Some may have seen that news and thought that it let Weinstein off a little too easy, considering the things he’s been accused of. As it turns out, several of Weinstein’s accusers have opted out of the settlement — the latest of whom, Dominique Huett, talked with The Guardian about her decision.
Huett’s account of her interactions with Weinstein is a harrowing one. She’s the fourth of his accusers to seek accountability in ways other than the settlement.
“Originally I thought it was the best option for everyone,” she told The Guardian, “but after finding out more details, I think that opting out is the best way to get a better deal for me and for everyone.”
From reading Lucy Osborne’s articles on the subject at The Guardian, it’s not hard to see where Huett is coming from. Among other things, Osborne reported in late December that the settlement is part of a larger deal settling the debts of the Weinstein Company.
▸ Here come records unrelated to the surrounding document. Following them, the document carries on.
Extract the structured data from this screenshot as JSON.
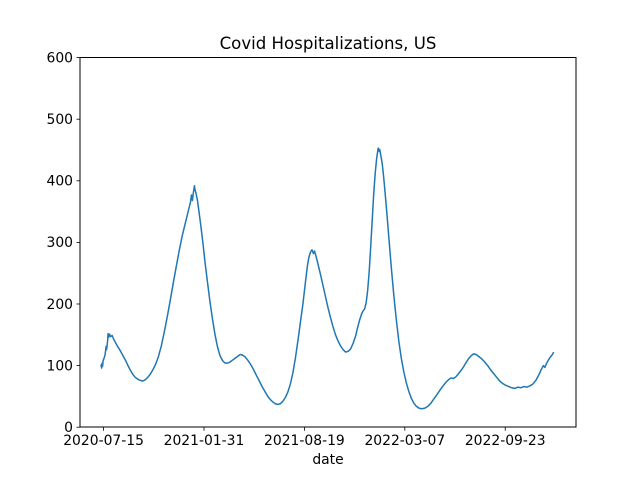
{
  "chart_data": {
    "type": "line",
    "title": "Covid Hospitalizations, US",
    "xlabel": "date",
    "ylabel": "",
    "ylim": [
      0,
      600
    ],
    "xlim": [
      "2020-05-29",
      "2023-02-11"
    ],
    "yticks": [
      0,
      100,
      200,
      300,
      400,
      500,
      600
    ],
    "xticks": [
      "2020-07-15",
      "2021-01-31",
      "2021-08-19",
      "2022-03-07",
      "2022-09-23"
    ],
    "grid": false,
    "legend": false,
    "line_color": "#1f77b4",
    "spine_color": "#000000",
    "background_color": "#ffffff",
    "series": [
      {
        "name": "US covid hospitalizations",
        "points": [
          [
            "2020-07-10",
            101
          ],
          [
            "2020-07-11",
            96
          ],
          [
            "2020-07-12",
            104
          ],
          [
            "2020-07-13",
            99
          ],
          [
            "2020-07-14",
            108
          ],
          [
            "2020-07-16",
            112
          ],
          [
            "2020-07-18",
            118
          ],
          [
            "2020-07-20",
            131
          ],
          [
            "2020-07-21",
            126
          ],
          [
            "2020-07-23",
            140
          ],
          [
            "2020-07-24",
            152
          ],
          [
            "2020-07-25",
            146
          ],
          [
            "2020-07-27",
            151
          ],
          [
            "2020-07-29",
            147
          ],
          [
            "2020-08-01",
            149
          ],
          [
            "2020-08-04",
            143
          ],
          [
            "2020-08-08",
            137
          ],
          [
            "2020-08-12",
            131
          ],
          [
            "2020-08-16",
            126
          ],
          [
            "2020-08-20",
            120
          ],
          [
            "2020-08-24",
            114
          ],
          [
            "2020-08-28",
            108
          ],
          [
            "2020-09-01",
            101
          ],
          [
            "2020-09-06",
            93
          ],
          [
            "2020-09-11",
            86
          ],
          [
            "2020-09-16",
            81
          ],
          [
            "2020-09-21",
            78
          ],
          [
            "2020-09-26",
            76
          ],
          [
            "2020-10-01",
            75
          ],
          [
            "2020-10-06",
            77
          ],
          [
            "2020-10-11",
            81
          ],
          [
            "2020-10-16",
            86
          ],
          [
            "2020-10-21",
            93
          ],
          [
            "2020-10-26",
            101
          ],
          [
            "2020-11-01",
            114
          ],
          [
            "2020-11-07",
            132
          ],
          [
            "2020-11-13",
            155
          ],
          [
            "2020-11-19",
            180
          ],
          [
            "2020-11-25",
            207
          ],
          [
            "2020-12-01",
            235
          ],
          [
            "2020-12-07",
            262
          ],
          [
            "2020-12-13",
            288
          ],
          [
            "2020-12-19",
            312
          ],
          [
            "2020-12-25",
            332
          ],
          [
            "2020-12-31",
            352
          ],
          [
            "2021-01-04",
            365
          ],
          [
            "2021-01-06",
            377
          ],
          [
            "2021-01-08",
            368
          ],
          [
            "2021-01-10",
            382
          ],
          [
            "2021-01-12",
            392
          ],
          [
            "2021-01-13",
            386
          ],
          [
            "2021-01-15",
            380
          ],
          [
            "2021-01-18",
            368
          ],
          [
            "2021-01-21",
            350
          ],
          [
            "2021-01-25",
            325
          ],
          [
            "2021-01-29",
            298
          ],
          [
            "2021-02-02",
            268
          ],
          [
            "2021-02-07",
            235
          ],
          [
            "2021-02-12",
            203
          ],
          [
            "2021-02-17",
            175
          ],
          [
            "2021-02-22",
            150
          ],
          [
            "2021-02-27",
            130
          ],
          [
            "2021-03-04",
            116
          ],
          [
            "2021-03-09",
            108
          ],
          [
            "2021-03-14",
            104
          ],
          [
            "2021-03-19",
            104
          ],
          [
            "2021-03-24",
            106
          ],
          [
            "2021-03-29",
            109
          ],
          [
            "2021-04-03",
            112
          ],
          [
            "2021-04-08",
            115
          ],
          [
            "2021-04-13",
            118
          ],
          [
            "2021-04-18",
            117
          ],
          [
            "2021-04-23",
            114
          ],
          [
            "2021-04-28",
            109
          ],
          [
            "2021-05-03",
            103
          ],
          [
            "2021-05-08",
            96
          ],
          [
            "2021-05-13",
            88
          ],
          [
            "2021-05-18",
            80
          ],
          [
            "2021-05-23",
            72
          ],
          [
            "2021-05-28",
            64
          ],
          [
            "2021-06-02",
            57
          ],
          [
            "2021-06-07",
            50
          ],
          [
            "2021-06-12",
            45
          ],
          [
            "2021-06-17",
            41
          ],
          [
            "2021-06-22",
            38
          ],
          [
            "2021-06-27",
            37
          ],
          [
            "2021-07-02",
            38
          ],
          [
            "2021-07-07",
            42
          ],
          [
            "2021-07-12",
            48
          ],
          [
            "2021-07-17",
            57
          ],
          [
            "2021-07-22",
            70
          ],
          [
            "2021-07-27",
            88
          ],
          [
            "2021-08-01",
            112
          ],
          [
            "2021-08-06",
            140
          ],
          [
            "2021-08-11",
            170
          ],
          [
            "2021-08-16",
            200
          ],
          [
            "2021-08-21",
            235
          ],
          [
            "2021-08-25",
            262
          ],
          [
            "2021-08-28",
            276
          ],
          [
            "2021-08-31",
            284
          ],
          [
            "2021-09-03",
            288
          ],
          [
            "2021-09-06",
            282
          ],
          [
            "2021-09-08",
            286
          ],
          [
            "2021-09-11",
            278
          ],
          [
            "2021-09-15",
            265
          ],
          [
            "2021-09-20",
            248
          ],
          [
            "2021-09-25",
            230
          ],
          [
            "2021-09-30",
            212
          ],
          [
            "2021-10-05",
            194
          ],
          [
            "2021-10-10",
            178
          ],
          [
            "2021-10-15",
            163
          ],
          [
            "2021-10-20",
            150
          ],
          [
            "2021-10-25",
            140
          ],
          [
            "2021-10-30",
            132
          ],
          [
            "2021-11-04",
            126
          ],
          [
            "2021-11-09",
            122
          ],
          [
            "2021-11-14",
            123
          ],
          [
            "2021-11-19",
            127
          ],
          [
            "2021-11-24",
            136
          ],
          [
            "2021-11-29",
            148
          ],
          [
            "2021-12-03",
            162
          ],
          [
            "2021-12-07",
            174
          ],
          [
            "2021-12-11",
            184
          ],
          [
            "2021-12-14",
            189
          ],
          [
            "2021-12-17",
            192
          ],
          [
            "2021-12-20",
            202
          ],
          [
            "2021-12-23",
            222
          ],
          [
            "2021-12-26",
            252
          ],
          [
            "2021-12-29",
            292
          ],
          [
            "2022-01-01",
            335
          ],
          [
            "2022-01-04",
            378
          ],
          [
            "2022-01-07",
            412
          ],
          [
            "2022-01-10",
            437
          ],
          [
            "2022-01-13",
            453
          ],
          [
            "2022-01-15",
            448
          ],
          [
            "2022-01-16",
            451
          ],
          [
            "2022-01-18",
            442
          ],
          [
            "2022-01-21",
            428
          ],
          [
            "2022-01-24",
            405
          ],
          [
            "2022-01-27",
            378
          ],
          [
            "2022-01-31",
            340
          ],
          [
            "2022-02-04",
            300
          ],
          [
            "2022-02-08",
            260
          ],
          [
            "2022-02-13",
            215
          ],
          [
            "2022-02-18",
            175
          ],
          [
            "2022-02-23",
            140
          ],
          [
            "2022-02-28",
            112
          ],
          [
            "2022-03-05",
            90
          ],
          [
            "2022-03-10",
            72
          ],
          [
            "2022-03-15",
            58
          ],
          [
            "2022-03-20",
            47
          ],
          [
            "2022-03-25",
            39
          ],
          [
            "2022-03-30",
            34
          ],
          [
            "2022-04-04",
            31
          ],
          [
            "2022-04-10",
            30
          ],
          [
            "2022-04-16",
            31
          ],
          [
            "2022-04-22",
            34
          ],
          [
            "2022-04-28",
            39
          ],
          [
            "2022-05-04",
            46
          ],
          [
            "2022-05-10",
            53
          ],
          [
            "2022-05-16",
            60
          ],
          [
            "2022-05-22",
            67
          ],
          [
            "2022-05-28",
            73
          ],
          [
            "2022-06-02",
            77
          ],
          [
            "2022-06-07",
            80
          ],
          [
            "2022-06-12",
            79
          ],
          [
            "2022-06-17",
            82
          ],
          [
            "2022-06-22",
            87
          ],
          [
            "2022-06-27",
            92
          ],
          [
            "2022-07-02",
            98
          ],
          [
            "2022-07-07",
            105
          ],
          [
            "2022-07-12",
            111
          ],
          [
            "2022-07-17",
            116
          ],
          [
            "2022-07-22",
            119
          ],
          [
            "2022-07-27",
            118
          ],
          [
            "2022-08-01",
            115
          ],
          [
            "2022-08-07",
            111
          ],
          [
            "2022-08-13",
            106
          ],
          [
            "2022-08-19",
            100
          ],
          [
            "2022-08-25",
            93
          ],
          [
            "2022-08-31",
            87
          ],
          [
            "2022-09-06",
            81
          ],
          [
            "2022-09-12",
            75
          ],
          [
            "2022-09-18",
            71
          ],
          [
            "2022-09-24",
            68
          ],
          [
            "2022-09-30",
            66
          ],
          [
            "2022-10-06",
            64
          ],
          [
            "2022-10-12",
            63
          ],
          [
            "2022-10-18",
            65
          ],
          [
            "2022-10-24",
            64
          ],
          [
            "2022-10-30",
            66
          ],
          [
            "2022-11-05",
            65
          ],
          [
            "2022-11-11",
            67
          ],
          [
            "2022-11-17",
            70
          ],
          [
            "2022-11-23",
            76
          ],
          [
            "2022-11-29",
            85
          ],
          [
            "2022-12-04",
            94
          ],
          [
            "2022-12-08",
            100
          ],
          [
            "2022-12-11",
            97
          ],
          [
            "2022-12-14",
            103
          ],
          [
            "2022-12-18",
            109
          ],
          [
            "2022-12-22",
            114
          ],
          [
            "2022-12-26",
            118
          ],
          [
            "2022-12-28",
            121
          ]
        ]
      }
    ]
  }
}
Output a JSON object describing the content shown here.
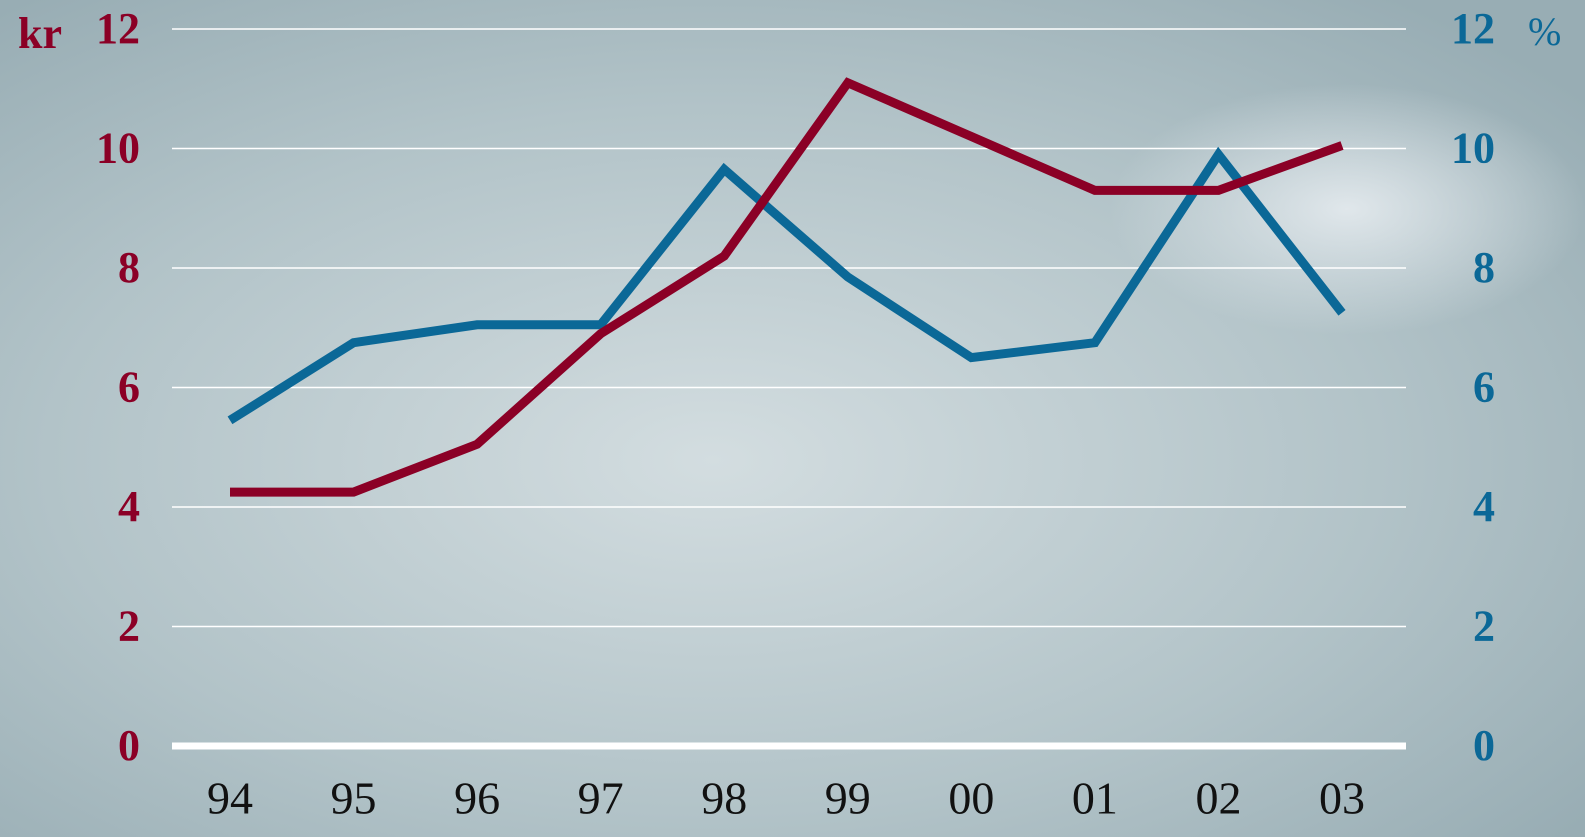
{
  "chart_data": {
    "type": "line",
    "y_label": "kr",
    "y2_label": "%",
    "categories": [
      "94",
      "95",
      "96",
      "97",
      "98",
      "99",
      "00",
      "01",
      "02",
      "03"
    ],
    "series": [
      {
        "name": "kr",
        "color": "#8b0026",
        "values": [
          4.25,
          4.25,
          5.05,
          6.9,
          8.2,
          11.1,
          10.2,
          9.3,
          9.3,
          10.05
        ]
      },
      {
        "name": "%",
        "color": "#0b6897",
        "axis": "y2",
        "values": [
          5.45,
          6.75,
          7.05,
          7.05,
          9.65,
          7.85,
          6.5,
          6.75,
          9.9,
          7.25
        ]
      }
    ],
    "ylim": [
      0,
      12
    ],
    "yticks": [
      0,
      2,
      4,
      6,
      8,
      10,
      12
    ],
    "y2lim": [
      0,
      12
    ],
    "y2ticks": [
      0,
      2,
      4,
      6,
      8,
      10,
      12
    ],
    "grid": true
  }
}
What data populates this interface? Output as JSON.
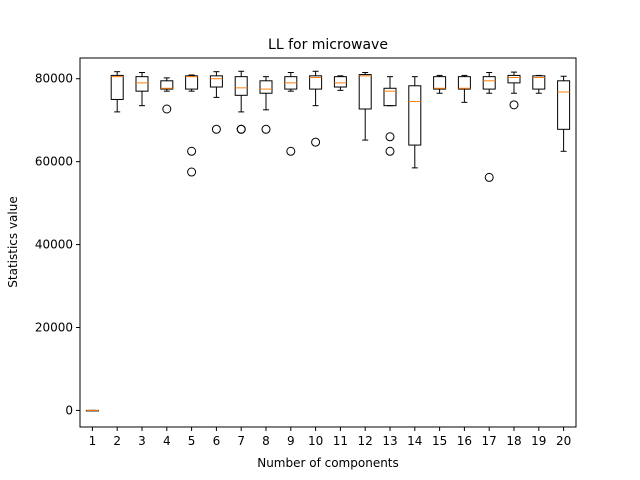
{
  "chart_data": {
    "type": "boxplot",
    "title": "LL for microwave",
    "xlabel": "Number of components",
    "ylabel": "Statistics value",
    "categories": [
      "1",
      "2",
      "3",
      "4",
      "5",
      "6",
      "7",
      "8",
      "9",
      "10",
      "11",
      "12",
      "13",
      "14",
      "15",
      "16",
      "17",
      "18",
      "19",
      "20"
    ],
    "ylim": [
      -4000,
      85000
    ],
    "yticks": [
      0,
      20000,
      40000,
      60000,
      80000
    ],
    "ytick_labels": [
      "0",
      "20000",
      "40000",
      "60000",
      "80000"
    ],
    "grid": false,
    "legend": "none",
    "colors": {
      "box": "#000000",
      "median": "#ff7f0e",
      "outlier": "#000000"
    },
    "boxes": [
      {
        "label": "1",
        "whislo": 0,
        "q1": 0,
        "med": 0,
        "q3": 0,
        "whishi": 0,
        "fliers": []
      },
      {
        "label": "2",
        "whislo": 72000,
        "q1": 75000,
        "med": 80500,
        "q3": 80800,
        "whishi": 81700,
        "fliers": []
      },
      {
        "label": "3",
        "whislo": 73500,
        "q1": 77000,
        "med": 79000,
        "q3": 80500,
        "whishi": 81500,
        "fliers": []
      },
      {
        "label": "4",
        "whislo": 77000,
        "q1": 77500,
        "med": 77700,
        "q3": 79500,
        "whishi": 80200,
        "fliers": [
          72700
        ]
      },
      {
        "label": "5",
        "whislo": 77000,
        "q1": 77500,
        "med": 80500,
        "q3": 80700,
        "whishi": 80900,
        "fliers": [
          62500,
          57500
        ]
      },
      {
        "label": "6",
        "whislo": 75500,
        "q1": 78000,
        "med": 80000,
        "q3": 80700,
        "whishi": 81700,
        "fliers": [
          67800
        ]
      },
      {
        "label": "7",
        "whislo": 72000,
        "q1": 76000,
        "med": 77800,
        "q3": 80500,
        "whishi": 81800,
        "fliers": [
          67800,
          67800
        ]
      },
      {
        "label": "8",
        "whislo": 72500,
        "q1": 76500,
        "med": 77500,
        "q3": 79500,
        "whishi": 80500,
        "fliers": [
          67800
        ]
      },
      {
        "label": "9",
        "whislo": 77000,
        "q1": 77500,
        "med": 79000,
        "q3": 80500,
        "whishi": 81500,
        "fliers": [
          62500
        ]
      },
      {
        "label": "10",
        "whislo": 73500,
        "q1": 77500,
        "med": 80300,
        "q3": 80700,
        "whishi": 81800,
        "fliers": [
          64700
        ]
      },
      {
        "label": "11",
        "whislo": 77200,
        "q1": 78000,
        "med": 79000,
        "q3": 80500,
        "whishi": 80700,
        "fliers": []
      },
      {
        "label": "12",
        "whislo": 65200,
        "q1": 72700,
        "med": 80700,
        "q3": 81000,
        "whishi": 81500,
        "fliers": []
      },
      {
        "label": "13",
        "whislo": 73500,
        "q1": 73500,
        "med": 77000,
        "q3": 77700,
        "whishi": 80500,
        "fliers": [
          66000,
          62500
        ]
      },
      {
        "label": "14",
        "whislo": 58500,
        "q1": 64000,
        "med": 74500,
        "q3": 78300,
        "whishi": 80500,
        "fliers": []
      },
      {
        "label": "15",
        "whislo": 76500,
        "q1": 77500,
        "med": 77700,
        "q3": 80500,
        "whishi": 80800,
        "fliers": []
      },
      {
        "label": "16",
        "whislo": 74300,
        "q1": 77500,
        "med": 77700,
        "q3": 80500,
        "whishi": 80800,
        "fliers": []
      },
      {
        "label": "17",
        "whislo": 76500,
        "q1": 77500,
        "med": 79500,
        "q3": 80500,
        "whishi": 81500,
        "fliers": [
          56200
        ]
      },
      {
        "label": "18",
        "whislo": 76500,
        "q1": 79000,
        "med": 80300,
        "q3": 80800,
        "whishi": 81600,
        "fliers": [
          73700
        ]
      },
      {
        "label": "19",
        "whislo": 76500,
        "q1": 77500,
        "med": 80300,
        "q3": 80700,
        "whishi": 80800,
        "fliers": []
      },
      {
        "label": "20",
        "whislo": 62500,
        "q1": 67800,
        "med": 76800,
        "q3": 79500,
        "whishi": 80600,
        "fliers": []
      }
    ]
  }
}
And while approximately $25 million will go to those who accused Weinstein of misconduct, another $12 million would cover “legal costs for Weinstein and his board.”
Huett’s phrasing of that split is eminently logical. “I feel the settlement amount is not very fair for all victims and the way it is structured really benefits the defendants a lot more than us,” she told The Guardian. Looking at that math, it’s not hard to see why.